Although relatively small, Scotland is a land rich in contrasts. Often within a few hours travelling, you can experience a landscape that changes rapidly from gentle rolling hills to rugged coasts and dramatic, towering peaks. Vibrant, cosmopolitan cities whose outlook is definitely to the future rub shoulders with ancient castles and monuments rooted firmly in the past.
From the stone circles of Orkney to the new parliament building in Edinburgh, Scotland's dramatic history spans some 8,000 years, years marked by invasions and independence, wars and religious upheavals, intrigues and subjugation. Yet it also saw the flowering of an imagination and inventiveness across many different fields of human endeavour and resulted in Scotland occupying a pivotal position, not only in a British context but in a European and worldwide one also!
Scotland is one of four nations which form the United Kingdom (the other three are England, Wales and Northern Ireland). There are just over 5 million Scots. Scotland is about half the size of England and roughly two-thirds of the country is mountain (including Ben Nevis, the highest peak in the UK) and moorland. Scotland is 31,510 sq. miles in area. It stretches only 275 miles (440 kilometres) from South to North and 154 miles (248 kilometres) from east to west. At its narrowest point, you can drive from one coast to the other in less than two hours. However, the coastline is so rugged that its length is estimated (by Scottish Natural Heritage) at almost 6,200 miles (10,000km).
There are three main regions - the Highlands, the Central Belt, and the Lowlands. The Highlands in the north, account for more than half the total area of Scotland but only 10% of the population. Most of the population is based around the cities of Edinburgh, the capital, and Glasgow, the commercial centre.
Scotland has around 790 islands, of which 130 are inhabited. The best known are the Shetland and Orkney isles in the north-east and Lewis, Harris, Skye, Mull and Islay in the Hebrides.
The Rivers Clyde, Forth and Tay open into significant estuaries and support three of the major cities of Scotland (Glasgow, Edinburgh and Dundee respectively).
Scotland is also noted for its lochs (this name is generally used for lakes in Scotland).

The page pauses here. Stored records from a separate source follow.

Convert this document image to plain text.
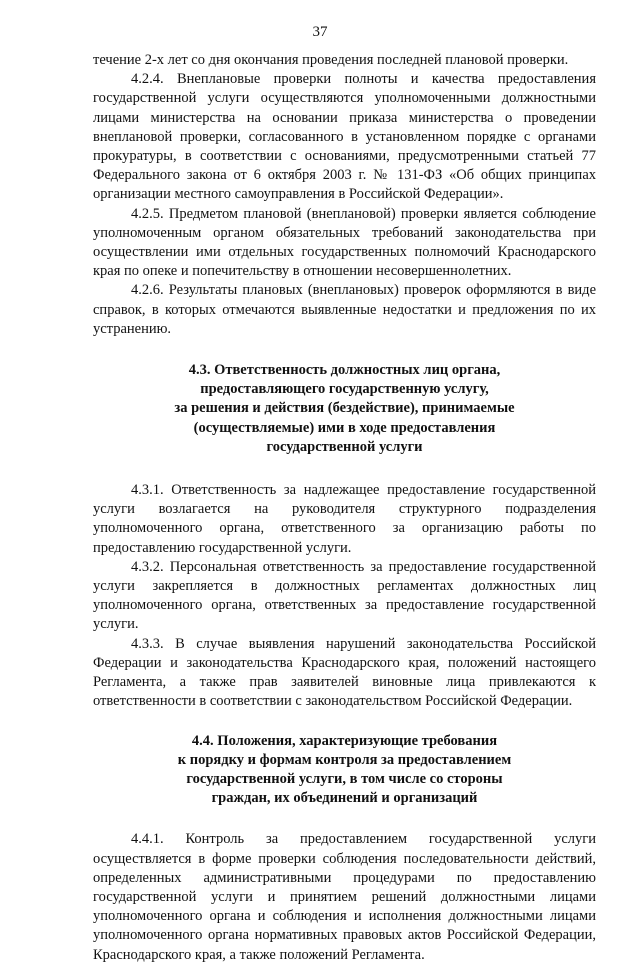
37

течение 2-х лет со дня окончания проведения последней плановой проверки.

4.2.4. Внеплановые проверки полноты и качества предоставления государственной услуги осуществляются уполномоченными должностными лицами министерства на основании приказа министерства о проведении внеплановой проверки, согласованного в установленном порядке с органами прокуратуры, в соответствии с основаниями, предусмотренными статьей 77 Федерального закона от 6 октября 2003 г. № 131-ФЗ «Об общих принципах организации местного самоуправления в Российской Федерации».

4.2.5. Предметом плановой (внеплановой) проверки является соблюдение уполномоченным органом обязательных требований законодательства при осуществлении ими отдельных государственных полномочий Краснодарского края по опеке и попечительству в отношении несовершеннолетних.

4.2.6. Результаты плановых (внеплановых) проверок оформляются в виде справок, в которых отмечаются выявленные недостатки и предложения по их устранению.

4.3. Ответственность должностных лиц органа,
предоставляющего государственную услугу,
за решения и действия (бездействие), принимаемые
(осуществляемые) ими в ходе предоставления
государственной услуги

4.3.1. Ответственность за надлежащее предоставление государственной услуги возлагается на руководителя структурного подразделения уполномоченного органа, ответственного за организацию работы по предоставлению государственной услуги.

4.3.2. Персональная ответственность за предоставление государственной услуги закрепляется в должностных регламентах должностных лиц уполномоченного органа, ответственных за предоставление государственной услуги.

4.3.3. В случае выявления нарушений законодательства Российской Федерации и законодательства Краснодарского края, положений настоящего Регламента, а также прав заявителей виновные лица привлекаются к ответственности в соответствии с законодательством Российской Федерации.

4.4. Положения, характеризующие требования
к порядку и формам контроля за предоставлением
государственной услуги, в том числе со стороны
граждан, их объединений и организаций

4.4.1. Контроль за предоставлением государственной услуги осуществляется в форме проверки соблюдения последовательности действий, определенных административными процедурами по предоставлению государственной услуги и принятием решений должностными лицами уполномоченного органа и соблюдения и исполнения должностными лицами уполномоченного органа нормативных правовых актов Российской Федерации, Краснодарского края, а также положений Регламента.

Much of the west coast of the country is intersected by Sea Lochs, the longest of which, Loch Fyne, penetrates more than 40 miles inland. Notable fresh-water lochs include Loch Ness (the one with the Monster!).
There’s another important aspect of the landscape apart from its beauty, and that’s the amazing range of outdoor activities it affords. Mountaineering, hill walking and sailing are big attractions. Golf, of course, was created in Scotland. Fly fishing and grouse shooting are seasonal sports that have enthusiastic support. Winter sports include skiing, snowboarding, and curling. Horse riding is part of the culture of the Borders, as indeed is Rugby Football. Canoeing, windsurfing, hang gliding and kite flying are all activities that the rivers and winds cater for, And, like just about everywhere else in the world there’s football. Which, like millions of others around the world, the Scots would play and watch whatever the landscape.
Government in Scotland is in four tiers. A new Scottish Parliament was elected in 1999, following devolution of powers from the United Kingdom Parliament in London. This is the first time Scotland has had its own parliament in 300 years. The Scottish Parliament, which sits in Edinburgh, is responsible for most aspects of Scottish life. The national parliament in Westminster (London) retains responsibility for areas such as defence, foreign affairs and taxation. The European Parliament in Brussels (Belgium) exercises certain powers vested in the European Union. Local government is divided into 29 authorities and three island authorities.
Scotland has a broad-based economy, with tourism, information technology and oil-related industries to the fore. Exports include electronics products, chemicals, machinery, metal manufacturers, textiles and whisky, all characterised by the enduring Scottish hallmark of quality.